Shopping – AI drives what you see on streaming services, social media feeds, online shopping suggestions, and targeted advertising – essentially curating your digital experience. This doesn’t even feel so new any more.

Transportation – Self-driving features in cars started almost eight years ago in Teslas…I had a 2016 Tesla X. I didn’t like it then and I don’t like it now. This is an AI phenomenon which may move forward, but not without lots of pushback.

Education – Adaptive learning platforms are changing how people study and learn. I think this is one of the most important areas for AI to enter since AI makes education all that much more critical for people to be able to do anything other than menial tasks that AI can’t be bothered to do.

Healthcare – AI is improving diagnostics – reading medical images, detecting patterns in patient data, and flagging potential health issues earlier. This should potentially free up more time for actual patient care, but that remains to be seen.

Between my recent hospital visits and my experience with my own healthcare journey I’ve concluded that the future of healthcare is probably now all in the hands of AI. I honestly think that the big data needs and bodily system complexities, not to mention the growing pharmaceutical and clinical advances in medication, have made it almost impossible for human physicians to keep pace with what AI can do, especially in terms of diagnostics and prescriptive solutions. My own recent situation with edema, weight loss and blood pressure control are a good case in point. To begin with, I have no idea if my primary care physician uses AI in her practice or not, but in all three issues, I used my Claude AI to do research to address my concerns. I had seen my doctor a month prior to deciding to address my edema by suggesting to the doctor a change in my diuretic and its dosage. She complied and it immediately solved my edema. I had already researched the potential need to address electrolyte issues attached thereto and told her I might need supplemental potassium. She had me get a blood test and decided it was at low normal, but she prescribed a supplement anyway. Then I told her I wanted to go on Zepbound and she said…after about 10 minutes to contemplate…that I should go on Zepbound. When she screwed up the prescription with LilyDirect, I spoke to them and texted her telling her how to properly put in a revised prescription, which she did. Over the past six years she has been playing with my BP meds and had me on Ramapril, Clonidine, Hydralazine and Carvidilol with varying doses. When the new diuretic caused me to lose 20+ pounds I noticed improvement in my BP readings so I suggested reducing Carvidilol and Clonidine. She agreed with both and after my recent office visit, agreed I should eliminate Carvidilol entirely. This week my BP has shown further improvement dropping to 106/60, so I suggested reducing the Hydralazine. She said to drop the Carvidilol, having forgotten that we had already eliminated it. When I reminded her, she agreed that I should reduce the Hydralazine, but just to look on top of things, wants me to get another blood test to check Potassium. I told her I added daily Magnesium and she said that was probably a good idea for the electrolytes.
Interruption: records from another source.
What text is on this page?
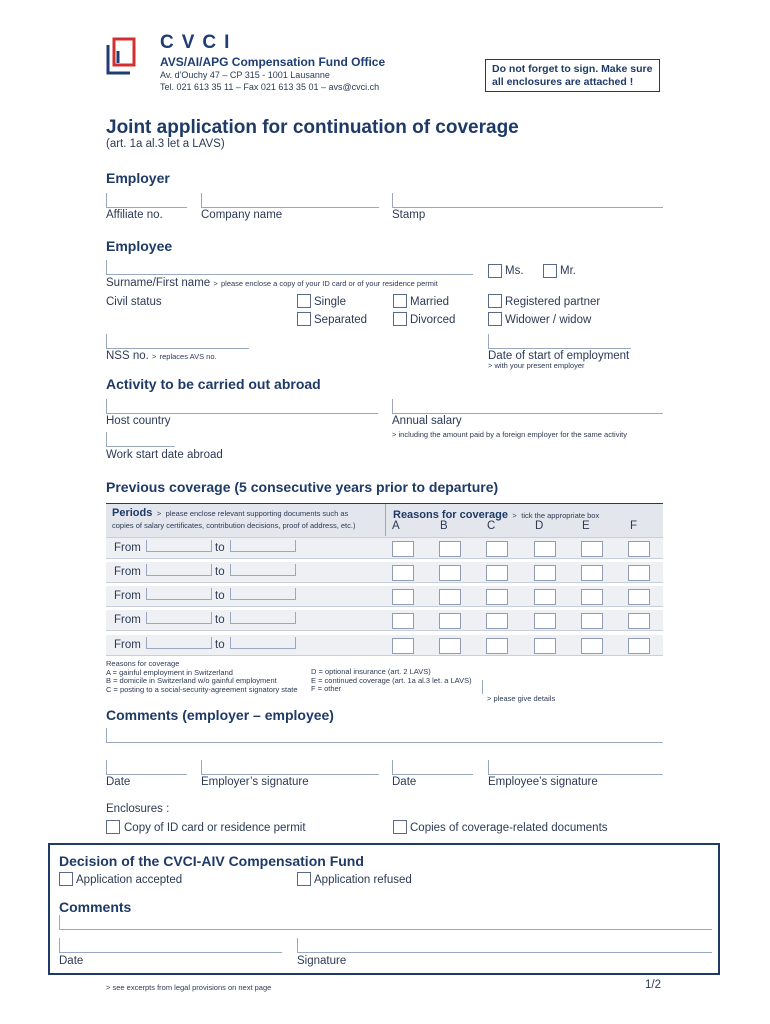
CVCI
AVS/AI/APG Compensation Fund Office
Av. d'Ouchy 47 – CP 315 - 1001 Lausanne
Tel. 021 613 35 11 – Fax 021 613 35 01 – avs@cvci.ch
Do not forget to sign. Make sure
all enclosures are attached !
Joint application for continuation of coverage
(art. 1a al.3 let a LAVS)
Employer
Affiliate no.	Company name	Stamp
Employee
Ms.	Mr.
Surname/First name > please enclose a copy of your ID card or of your residence permit
Civil status	Single	Married	Registered partner
Separated	Divorced	Widower / widow
NSS no. > replaces AVS no.	Date of start of employment
> with your present employer
Activity to be carried out abroad
Host country	Annual salary
> including the amount paid by a foreign employer for the same activity
Work start date abroad
Previous coverage (5 consecutive years prior to departure)
Periods > please enclose relevant supporting documents such as
copies of salary certificates, contribution decisions, proof of address, etc.)
Reasons for coverage > tick the appropriate box
A	B	C	D	E	F
From	to
From	to
From	to
From	to
From	to
Reasons for coverage
A = gainful employment in Switzerland
B = domicile in Switzerland w/o gainful employment
C = posting to a social-security-agreement signatory state
D = optional insurance (art. 2 LAVS)
E = continued coverage (art. 1a al.3 let. a LAVS)
F = other
> please give details
Comments (employer – employee)
Date	Employer’s signature	Date	Employee’s signature
Enclosures :
Copy of ID card or residence permit	Copies of coverage-related documents
Decision of the CVCI-AIV Compensation Fund
Application accepted	Application refused
Comments
Date	Signature
> see excerpts from legal provisions on next page	1/2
My point is simple. I pay attention and I have been able to use AI to get ahead of whatever recommendations my doctor has made. The healthcare system doesn’t seem to be able to do that…at least not for the three conditions I have addressed myself this year. I will admit that these are minor conditions compared to what my brother-in-law faced. But this is me using AI for research. Imagine when Agentic AI takes over medical diagnosis and prescribing. I’m sure it will still require an MD (or DO…or maybe a NP at least) to say its all OK, but I’m betting we will have far better healthcare service soon. And now I see people are saying that the Chatbots doing the diagnoses and prescriptions are far nicer and empathetic to patients than many of the healthcare professionals. So, the direction of all this seems pretty inevitable to me…the bedside manner of AI seems to be the winner here.